Vêtus de macfarlanes amples
(Caches habituelles du butin)
Ils se mettent en marche insignes paladins
Et si par hasard l'un d'eux tremble
Ce n'est pas d'effroi
Mais de froid
Tel ce guillotiné dont la littérature
Leur conta la mésaventure.
Ils arborent avec orgueil
À l'endroit de la boutonnière
Un petit morceau de cercueil
Fruit d'une croisade dernière.
Merveilleusement sûrs
De bien mener leur barque
Ils mettent le cap sur
L'océan de la Parque
Au reste dans le port
Déjà hors
De portée
Ils se savent des sœurs parfois des fiancées
Qui pour leur éviter le pire prient pour eux.
Se plonger dans le trou pullulant d'araignées
N'en déplaise aux crâneurs c'est assez dangereux
Et plus qu'on ne suppose ils ont l'âme soignée
Les enfants qui chapardent des crânes terreux.
En voulez-vous des têtes de mort, une, deux,
Trois, quatre, dix, vingt, cent, bien faites ou mal faites
Nom d'une pipe en voulez-vous des têtes ?
Les enfants qui chapardent des crânes terreux
Dans le charnier des cimetières de province
Connaissent la fontaine isolée où l'on rince
Les macabres larcins à l'abri des curieux.

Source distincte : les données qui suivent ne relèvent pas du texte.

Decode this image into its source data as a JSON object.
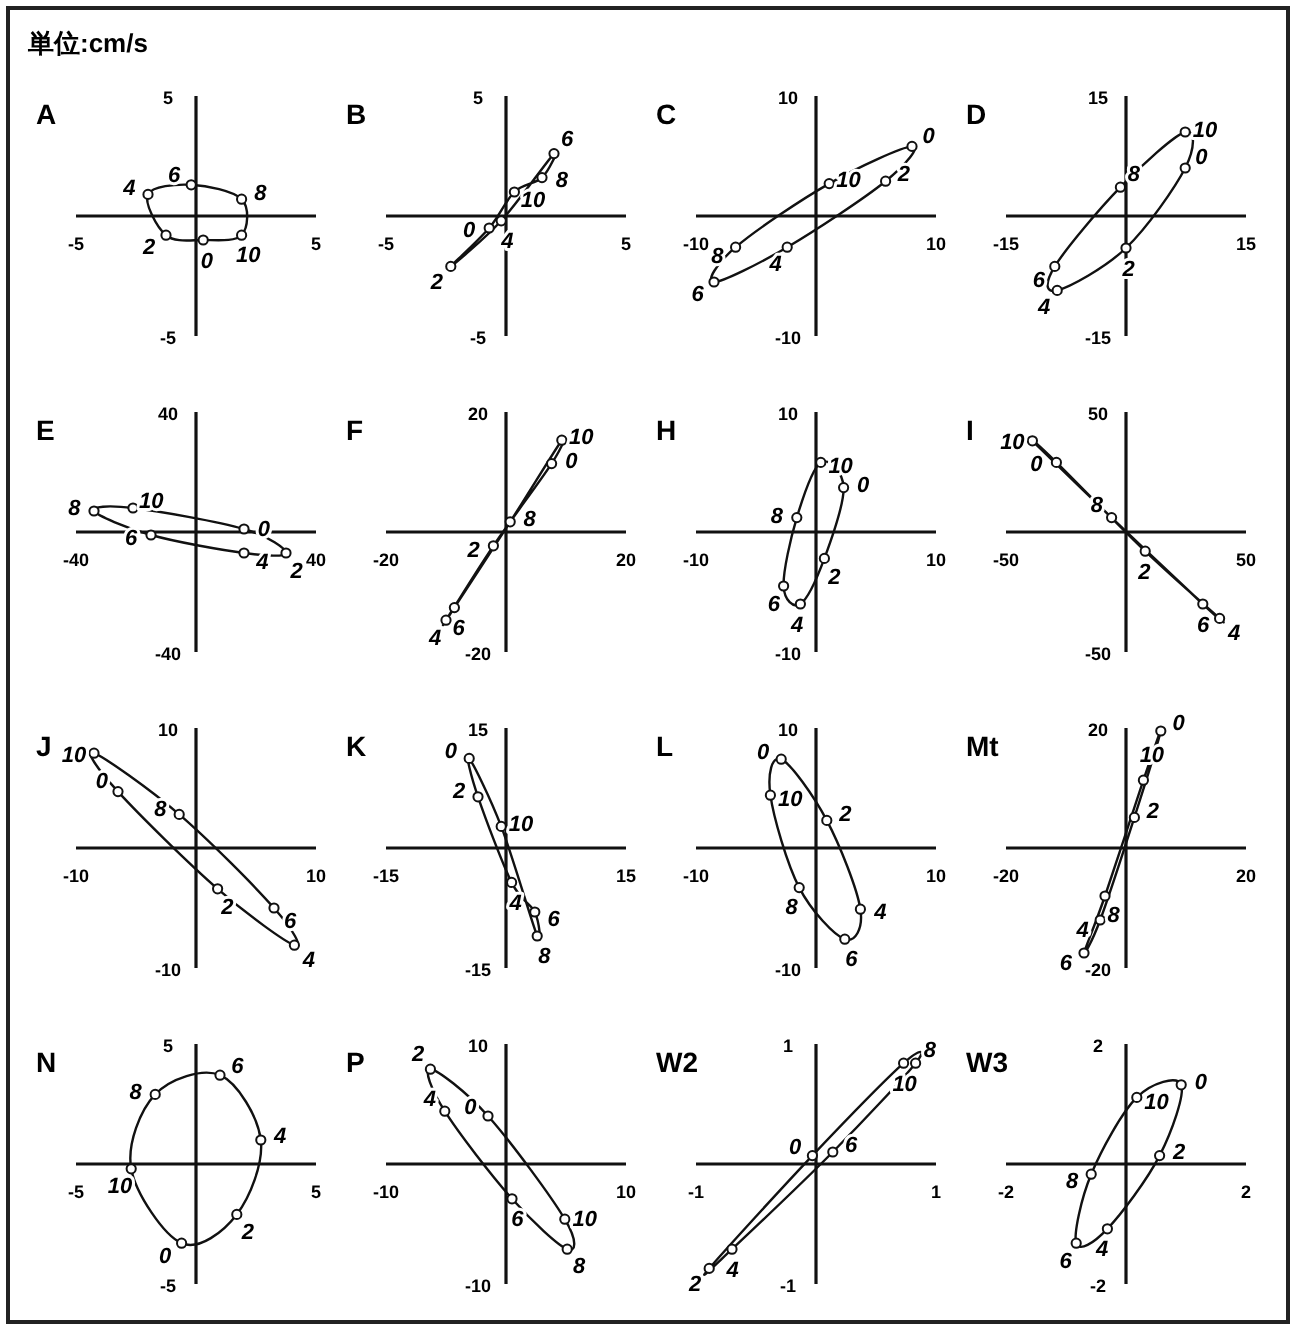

Voici les filles à qui par cent détours
On révèle les arcanes de l'ossuaire.
À qui l'on offre des petits bouts de suaire
En gage d'immortel amour
À qui l'on murmure : « je t'aime »
En effeuillant le chrysanthème.
Et voilà les capitulards : on les houspille
Au large, au large, au large, éloignez-vous peureux
Les enfants qui chapardent des crânes terreux
Ne les échangent pas contre des sacs de billes.
Le temps passe. L'enfance meurt dans la mansarde
Au cour d'un bric-à-brac attachant et affreux
Trône le dieu déchu, le vieux crâne terreux
Qui s'escrime à serrer les dents sur sa bouffarde.
Le temps passe. Avec son sourire et son trousseau
Il vient une petite femme qui se pique
De bon ordre. Une tyrannette. Le fléau
De tout ce qui franchit les horizons pratiques
Un jour, n'y tenant plus elle grimpe là-haut
Et fait en sorte que le vieux crâne épique
Se casse un reliquat de nez dans le ruisseau
Et donne chair de poule à quelque chemineau.